Voor een goede intonatie is er een verfijning nodig: compensatie. Simplistisch uitgelegd: als je een snaar indrukt om een bepaalde toonhoogte te produceren, hem naar beneden drukt op die zo precies geplaatste fret, verhoog je daardoor de spanning van de snaar. Genoeg om de toonhoogte te beïnvloeden, die hoger uitpakt dan de bedoeling is. Daar zitten we dan met onze fraaie fretten. Om die voortdurende verhoging tegen te gaan wordt het eindpunt van de snaar, het zadel, een klein beetje (1-2,5 mm) opgeschoven. Dit is de (zadel) compensatie. Waardoor alles weer op z’n plaats valt.

De oude gitaar

Vroeger, zo heet het, gebruikte men voor de fretplaatsing de “methode van 18”. Die was, zou je denken, minder precies dan onze 17,817. Het grappige van de methode van 18 is dat hij automatisch leidt tot een bepaalde zadelcompensatie: de twaalfde fret, het theoretische midden van de snaar zit niet precies in het midden, maar iets ervóór. Terwijl de methode van 17,817 wél precieze fretten, maar géén zadelcompensatie oplevert. Dat zien wij dus nu. Maar de geachte oude knarren wilden er niet aan. Die dachten: de 12de fret moet precies in het midden van de snaar zitten. En gingen weer een beetje pielen met de methode van 18 om de fretten wat beter te distribueren. Zoek maar eens een oude gitaar die echt aan de methode van 18 voldoet, die überhaupt aan een methode voldoet.. Ik vond er één. Een Lacote uit het late jaar 1856. Voldeed precies aan de moderne methode van 17,817. Maar, op het instrument was geen enkele compensatie aantoonbaar. Daar zat je dan weer, waren je fretten goed, was de compensatie nog niet uitgevonden.. De ramp bleef binnen de perken want, zo blijkt, de aloude darmsnaar (waar Lacote over beschikte) heeft minder compensatie nodig dan de moderne nylonsnaar. Dus kwam je er nog mee weg.

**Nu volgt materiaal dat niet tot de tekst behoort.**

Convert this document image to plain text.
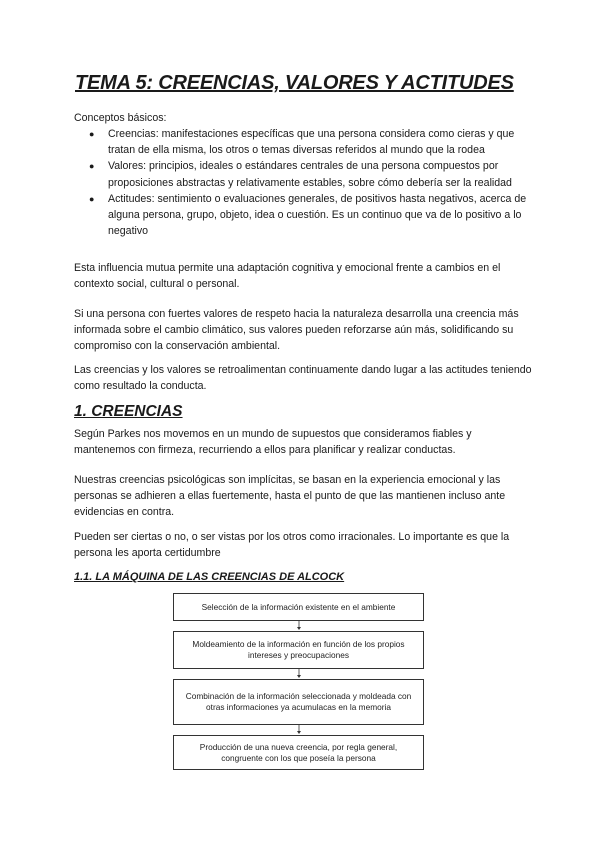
TEMA 5: CREENCIAS, VALORES Y ACTITUDES

Conceptos básicos:

● Creencias: manifestaciones específicas que una persona considera como cieras y que tratan de ella misma, los otros o temas diversas referidos al mundo que la rodea
● Valores: principios, ideales o estándares centrales de una persona compuestos por proposiciones abstractas y relativamente estables, sobre cómo debería ser la realidad
● Actitudes: sentimiento o evaluaciones generales, de positivos hasta negativos, acerca de alguna persona, grupo, objeto, idea o cuestión. Es un continuo que va de lo positivo a lo negativo

Esta influencia mutua permite una adaptación cognitiva y emocional frente a cambios en el contexto social, cultural o personal.

Si una persona con fuertes valores de respeto hacia la naturaleza desarrolla una creencia más informada sobre el cambio climático, sus valores pueden reforzarse aún más, solidificando su compromiso con la conservación ambiental.

Las creencias y los valores se retroalimentan continuamente dando lugar a las actitudes teniendo como resultado la conducta.

1. CREENCIAS

Según Parkes nos movemos en un mundo de supuestos que consideramos fiables y mantenemos con firmeza, recurriendo a ellos para planificar y realizar conductas.

Nuestras creencias psicológicas son implícitas, se basan en la experiencia emocional y las personas se adhieren a ellas fuertemente, hasta el punto de que las mantienen incluso ante evidencias en contra.

Pueden ser ciertas o no, o ser vistas por los otros como irracionales. Lo importante es que la persona les aporta certidumbre

1.1. LA MÁQUINA DE LAS CREENCIAS DE ALCOCK
Selección de la información existente en el ambiente
Moldeamiento de la información en función de los propios intereses y preocupaciones
Combinación de la información seleccionada y moldeada con otras informaciones ya acumulacas en la memoria
Producción de una nueva creencia, por regla general, congruente con los que poseía la persona
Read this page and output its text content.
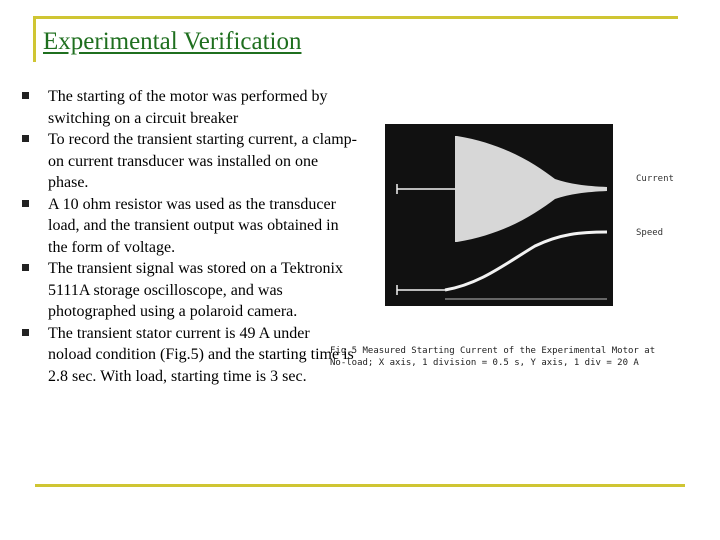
Experimental Verification
The starting of the motor was performed by switching on a circuit breaker
To record the transient starting current, a clamp-on current transducer was installed on one phase.
A 10 ohm resistor was used as the transducer load, and the transient output was obtained in the form of voltage.
The transient signal was stored on a Tektronix 5111A storage oscilloscope, and was photographed using a polaroid camera.
The transient stator current is 49 A under noload condition (Fig.5) and the starting time is 2.8 sec. With load, starting time is 3 sec.
Current
Speed
Fig.5 Measured Starting Current of the Experimental Motor at
No-load; X axis, 1 division = 0.5 s, Y axis, 1 div = 20 A
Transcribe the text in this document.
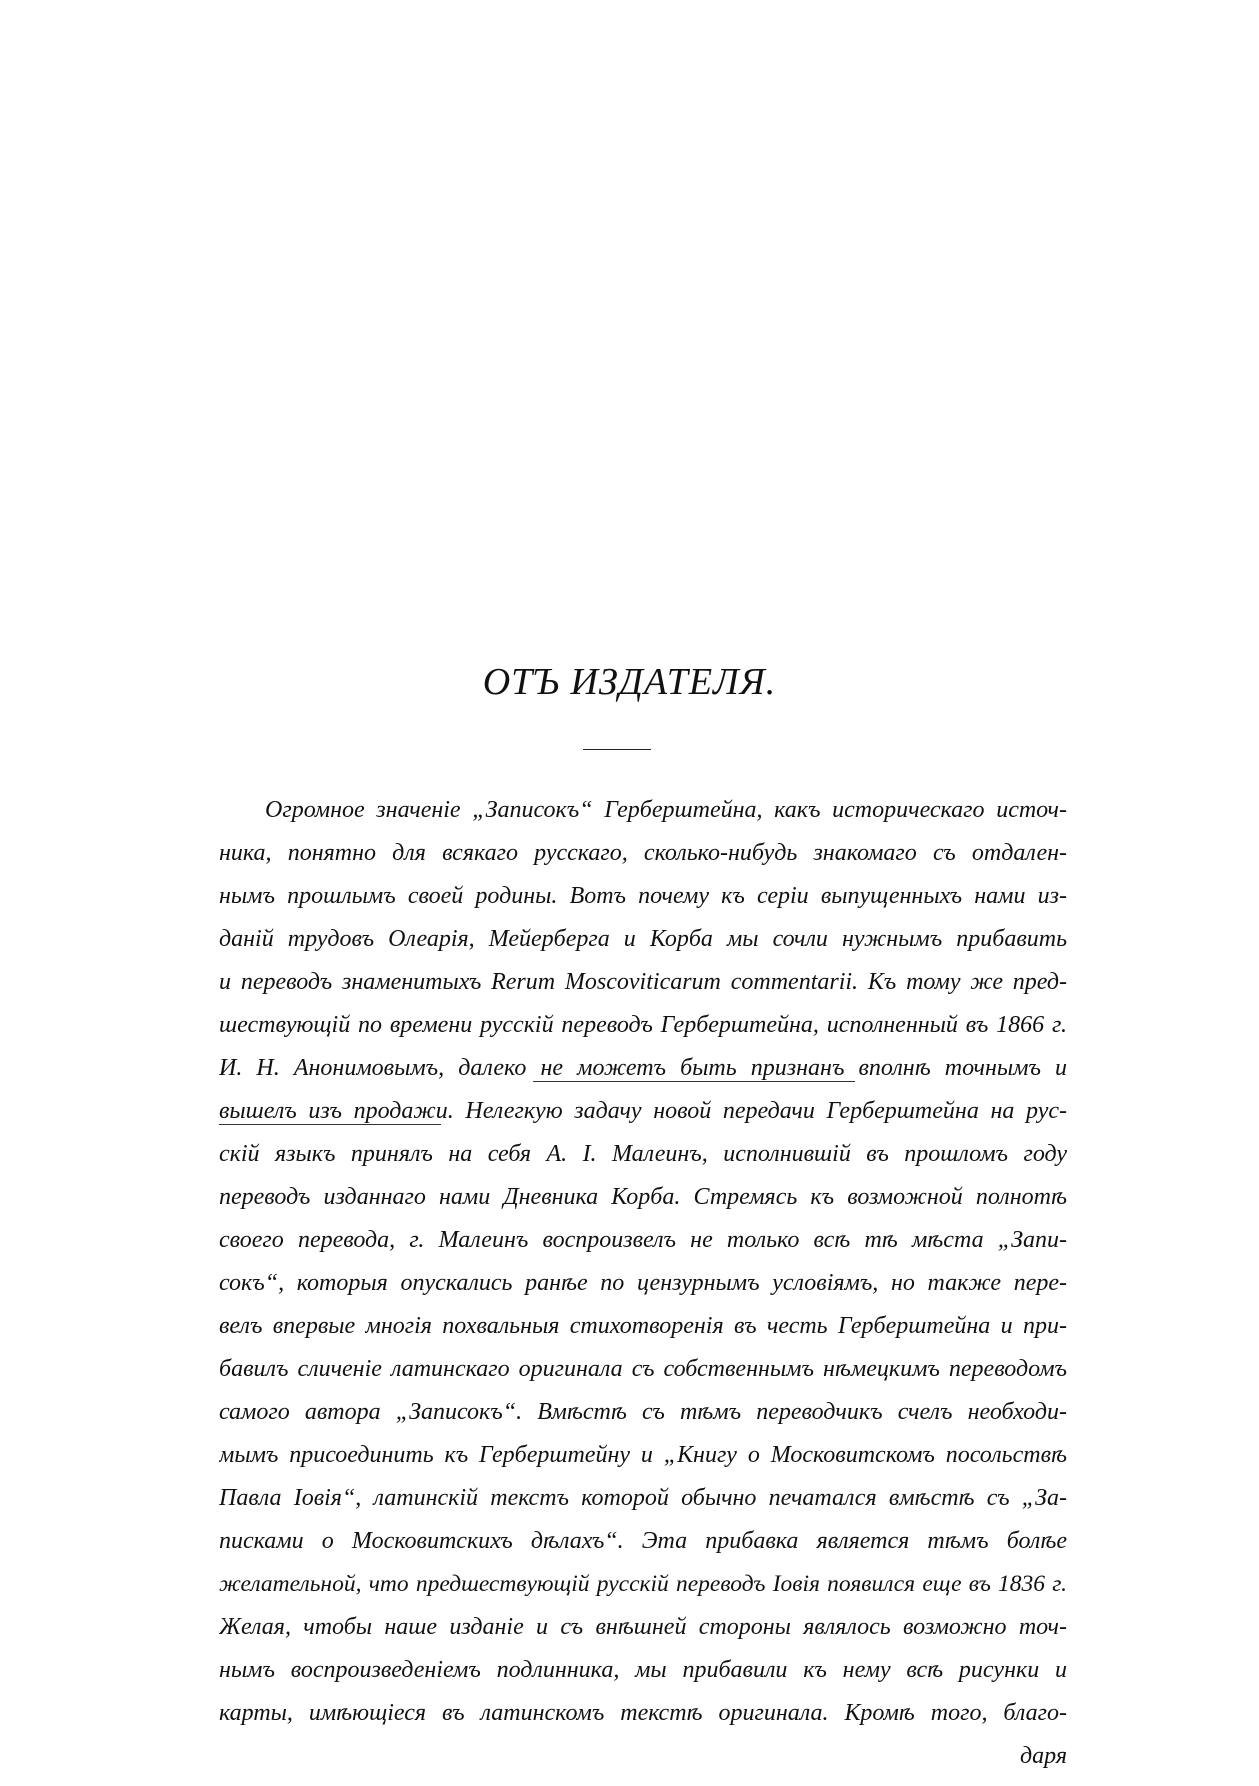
ОТЪ ИЗДАТЕЛЯ.
Огромное значенiе „Записокъ“ Герберштейна, какъ историческаго источ-
ника, понятно для всякаго русскаго, сколько-нибудь знакомаго съ отдален-
нымъ прошлымъ своей родины. Вотъ почему къ серiи выпущенныхъ нами из-
данiй трудовъ Олеарiя, Мейерберга и Корба мы сочли нужнымъ прибавить
и переводъ знаменитыхъ Rerum Moscoviticarum commentarii. Къ тому же пред-
шествующiй по времени русскiй переводъ Герберштейна, исполненный въ 1866 г.
И. Н. Анонимовымъ, далеко не можетъ быть признанъ вполнѣ точнымъ и
вышелъ изъ продажи. Нелегкую задачу новой передачи Герберштейна на рус-
скiй языкъ принялъ на себя А. I. Малеинъ, исполнившiй въ прошломъ году
переводъ изданнаго нами Дневника Корба. Стремясь къ возможной полнотѣ
своего перевода, г. Малеинъ воспроизвелъ не только всѣ тѣ мѣста „Запи-
сокъ“, которыя опускались ранѣе по цензурнымъ условiямъ, но также пере-
велъ впервые многiя похвальныя стихотворенiя въ честь Герберштейна и при-
бавилъ сличенiе латинскаго оригинала съ собственнымъ нѣмецкимъ переводомъ
самого автора „Записокъ“. Вмѣстѣ съ тѣмъ переводчикъ счелъ необходи-
мымъ присоединить къ Герберштейну и „Книгу о Московитскомъ посольствѣ
Павла Iовiя“, латинскiй текстъ которой обычно печатался вмѣстѣ съ „За-
писками о Московитскихъ дѣлахъ“. Эта прибавка является тѣмъ болѣе
желательной, что предшествующiй русскiй переводъ Iовiя появился еще въ 1836 г.
Желая, чтобы наше изданiе и съ внѣшней стороны являлось возможно точ-
нымъ воспроизведенiемъ подлинника, мы прибавили къ нему всѣ рисунки и
карты, имѣющiеся въ латинскомъ текстѣ оригинала. Кромѣ того, благо-
даря
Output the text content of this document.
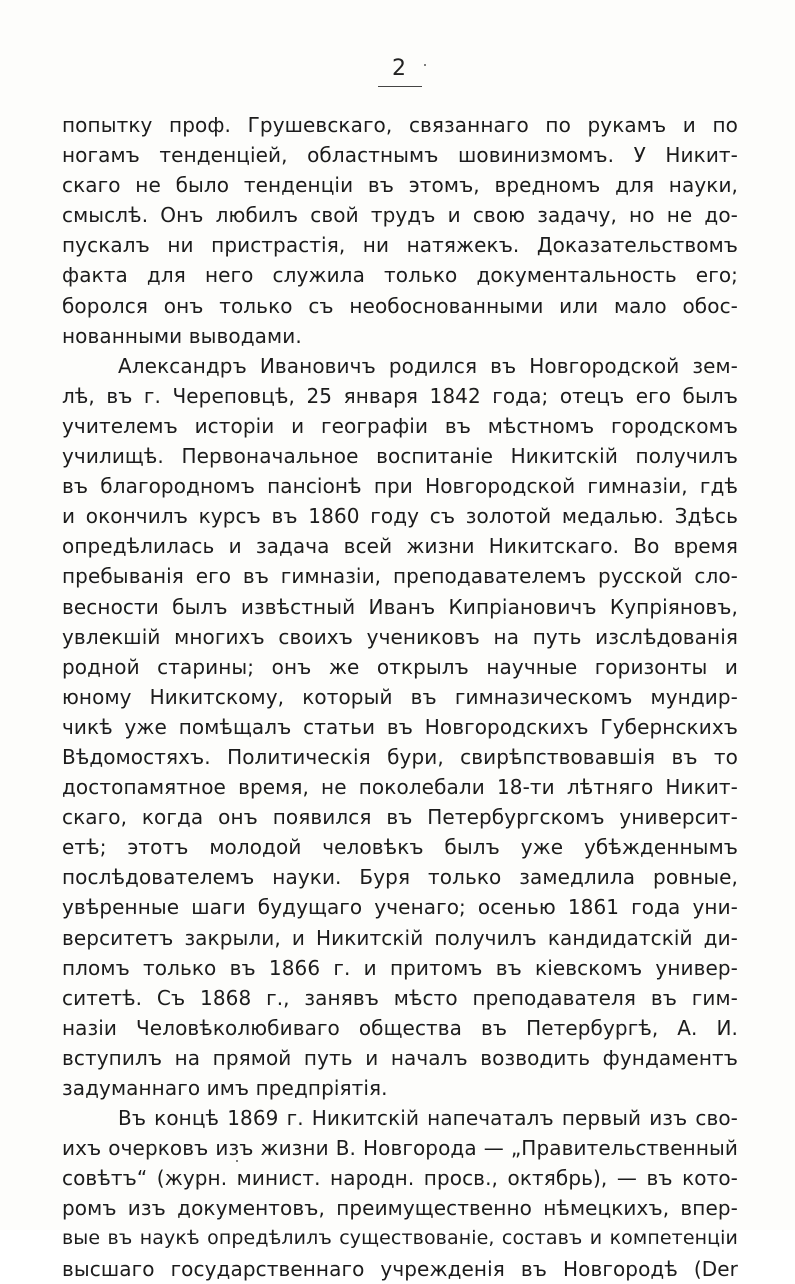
2
попытку проф. Грушевскаго, связаннаго по рукамъ и по
ногамъ тенденціей, областнымъ шовинизмомъ. У Никит-
скаго не было тенденціи въ этомъ, вредномъ для науки,
смыслѣ. Онъ любилъ свой трудъ и свою задачу, но не до-
пускалъ ни пристрастія, ни натяжекъ. Доказательствомъ
факта для него служила только документальность его;
боролся онъ только съ необоснованными или мало обос-
нованными выводами.
Александръ Ивановичъ родился въ Новгородской зем-
лѣ, въ г. Череповцѣ, 25 января 1842 года; отецъ его былъ
учителемъ исторіи и географіи въ мѣстномъ городскомъ
училищѣ. Первоначальное воспитаніе Никитскій получилъ
въ благородномъ пансіонѣ при Новгородской гимназіи, гдѣ
и окончилъ курсъ въ 1860 году съ золотой медалью. Здѣсь
опредѣлилась и задача всей жизни Никитскаго. Во время
пребыванія его въ гимназіи, преподавателемъ русской сло-
весности былъ извѣстный Иванъ Кипріановичъ Купріяновъ,
увлекшій многихъ своихъ учениковъ на путь изслѣдованія
родной старины; онъ же открылъ научные горизонты и
юному Никитскому, который въ гимназическомъ мундир-
чикѣ уже помѣщалъ статьи въ Новгородскихъ Губернскихъ
Вѣдомостяхъ. Политическія бури, свирѣпствовавшія въ то
достопамятное время, не поколебали 18-ти лѣтняго Никит-
скаго, когда онъ появился въ Петербургскомъ университ-
етѣ; этотъ молодой человѣкъ былъ уже убѣжденнымъ
послѣдователемъ науки. Буря только замедлила ровные,
увѣренные шаги будущаго ученаго; осенью 1861 года уни-
верситетъ закрыли, и Никитскій получилъ кандидатскій ди-
пломъ только въ 1866 г. и притомъ въ кіевскомъ универ-
ситетѣ. Съ 1868 г., занявъ мѣсто преподавателя въ гим-
назіи Человѣколюбиваго общества въ Петербургѣ, А. И.
вступилъ на прямой путь и началъ возводить фундаментъ
задуманнаго имъ предпріятія.
Въ концѣ 1869 г. Никитскій напечаталъ первый изъ сво-
ихъ очерковъ изъ жизни В. Новгорода — „Правительственный
совѣтъ“ (журн. минист. народн. просв., октябрь), — въ кото-
ромъ изъ документовъ, преимущественно нѣмецкихъ, впер-
вые въ наукѣ опредѣлилъ существованіе, составъ и компетенціи
высшаго государственнаго учрежденія въ Новгородѣ (Der
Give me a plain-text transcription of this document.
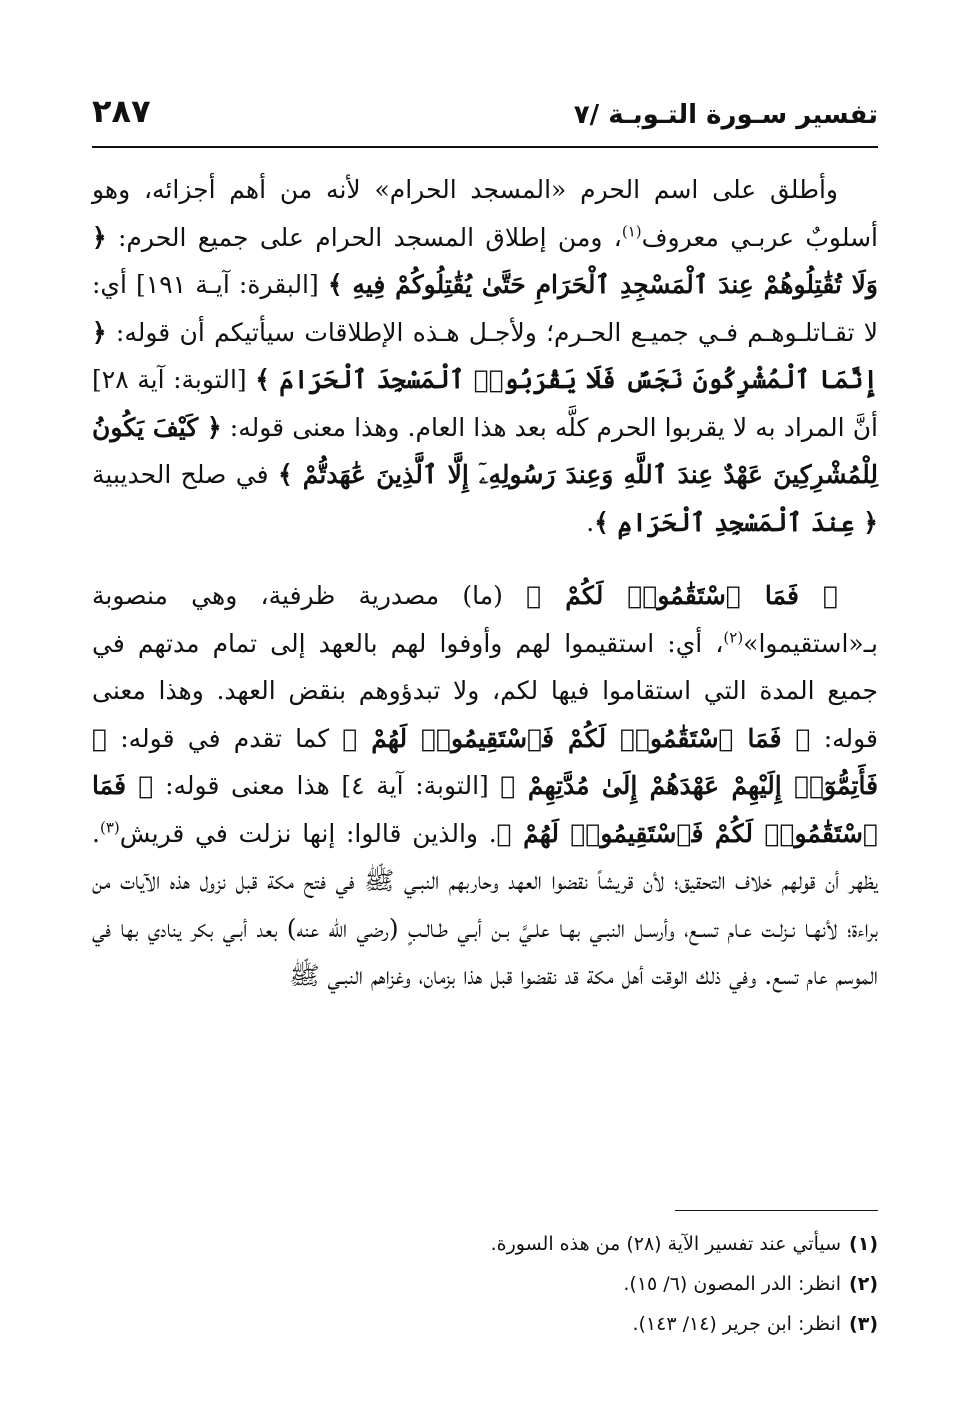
تفسير سـورة التـوبـة /٧
٢٨٧

وأطلق على اسم الحرم «المسجد الحرام» لأنه من أهم أجزائه، وهو أسلوبٌ عربـي معروف$^{(١)}$، ومن إطلاق المسجد الحرام على جميع الحرم: ﴿ وَلَا تُقَٰتِلُوهُمْ عِندَ ٱلْمَسْجِدِ ٱلْحَرَامِ حَتَّىٰ يُقَٰتِلُوكُمْ فِيهِ ﴾ [البقرة: آيـة ١٩١] أي: لا تقـاتلـوهـم فـي جميـع الحـرم؛ ولأجـل هـذه الإطلاقات سيأتيكم أن قوله: ﴿ إِنَّمَا ٱلْمُشْرِكُونَ نَجَسٌ فَلَا يَقْرَبُوا۟ ٱلْمَسْجِدَ ٱلْحَرَامَ ﴾ [التوبة: آية ٢٨] أنَّ المراد به لا يقربوا الحرم كلَّه بعد هذا العام. وهذا معنى قوله: ﴿ كَيْفَ يَكُونُ لِلْمُشْرِكِينَ عَهْدٌ عِندَ ٱللَّهِ وَعِندَ رَسُولِهِۦٓ إِلَّا ٱلَّذِينَ عَٰهَدتُّمْ ﴾ في صلح الحديبية ﴿ عِندَ ٱلْمَسْجِدِ ٱلْحَرَامِ ﴾.

﴿ فَمَا ٱسْتَقَٰمُوا۟ لَكُمْ ﴾ (ما) مصدرية ظرفية، وهي منصوبة بـ«استقيموا»$^{(٢)}$، أي: استقيموا لهم وأوفوا لهم بالعهد إلى تمام مدتهم في جميع المدة التي استقاموا فيها لكم، ولا تبدؤوهم بنقض العهد. وهذا معنى قوله: ﴿ فَمَا ٱسْتَقَٰمُوا۟ لَكُمْ فَٱسْتَقِيمُوا۟ لَهُمْ ﴾ كما تقدم في قوله: ﴿ فَأَتِمُّوٓا۟ إِلَيْهِمْ عَهْدَهُمْ إِلَىٰ مُدَّتِهِمْ ﴾ [التوبة: آية ٤] هذا معنى قوله: ﴿ فَمَا ٱسْتَقَٰمُوا۟ لَكُمْ فَٱسْتَقِيمُوا۟ لَهُمْ ﴾. والذين قالوا: إنها نزلت في قريش$^{(٣)}$. يظهر أن قولهم خلاف التحقيق؛ لأن قريشاً نقضوا العهد وحاربهم النبـي ﷺ في فتح مكة قبل نزول هذه الآيات من براءة؛ لأنهـا نـزلـت عـام تسـع، وأرسـل النبـي بهـا علـيَّ بـن أبـي طـالـبٍ (رضي الله عنه) بعد أبـي بكر ينادي بها في الموسم عام تسع. وفي ذلك الوقت أهل مكة قد نقضوا قبل هذا بزمان، وغزاهم النبـي ﷺ

(١)سيأتي عند تفسير الآية (٢٨) من هذه السورة.

(٢)انظر: الدر المصون (٦/ ١٥).

(٣)انظر: ابن جرير (١٤/ ١٤٣).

*Lacote Heptachorde 1856, coll. B. Kresse. Foto’s: B. Kresse, collage: B. Zaczek

Maar hoe is dat te verklaren, dat we op oude gitaren zulke raadselachtige fretplaatsingen tegenkomen? Dat men zo dwaalde? Ik verklaar het uit de darmsnaar. Stel je voor, een natuurlijk product, geen twee snaren waren er precies gelijk. Stel nu, je zette een nieuwe snaar op en constateerde dat ‘ie vals was. Je reactie was dan: wat een rotsnaar. Je nam een andere (of draaide hem om) en kijk, nu was de intonatie beter. “Het is wat, met die snaren”, kon je nu verzuchten. Dat was misschien zo, maar het was óók wat met die gitaren, alleen kwam dat met de bestaande strooiing binnen de snaren niet aan het licht. Grof gezegd: door het mixen van valse snaren op valse gitaren kreeg men een acceptabel resultaat.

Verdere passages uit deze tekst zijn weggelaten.